The last race came, four runners: three boys and a girl. The boys complained to the coach. They didn’t want to run against her. They didn’t want to hurt her feelings. They were boys. Of course, they were going to win.
The girl was happy when she ran. She felt free. She felt good. She laughed as the air pushed her hair out behind her. Running was joy.
Line up: lane 1 boy, lane 2 boy, lane 3 girl, lane 4 boy.
Ready, Set, Go…
The fastest boy, the one they knew would win was in Lane 1, on the end. But who would be 2nd, 3rd & 4th?
The girl was next out of the gate and holding her own. Until the boy in lane 4 pulled on the girl’s shirt, then the boy in lane 2 pulled on it too. The boy in lane 2 kicked her in the calf. She slowed for a second. The boy in lane 4 put his arm out to hold her back.
The coach yelled, 1st Place, Lane 1. 2nd Place, Lane 4. 3rd Place, Lane 3. 4th Place, Lane 2. The boys all gave each other the high-five.
The girl looked at the coach. “That’s not right.”

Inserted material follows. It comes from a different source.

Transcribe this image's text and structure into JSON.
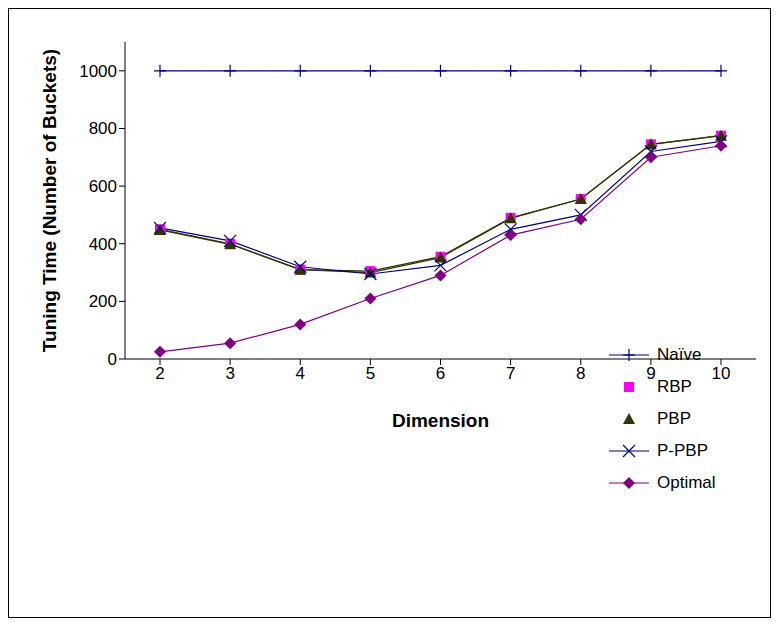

“That’s just the way it is,” he said.
The boys laughed. They thought they had won. Culturally, perhaps, but in the larger scheme of things, they were the big losers.
Until the boys make amends, she decided to not run with them again. At any time she could run with them. But until the time when they make it right, she runs for herself. She’s free and she loves the feel of the wind in her hair.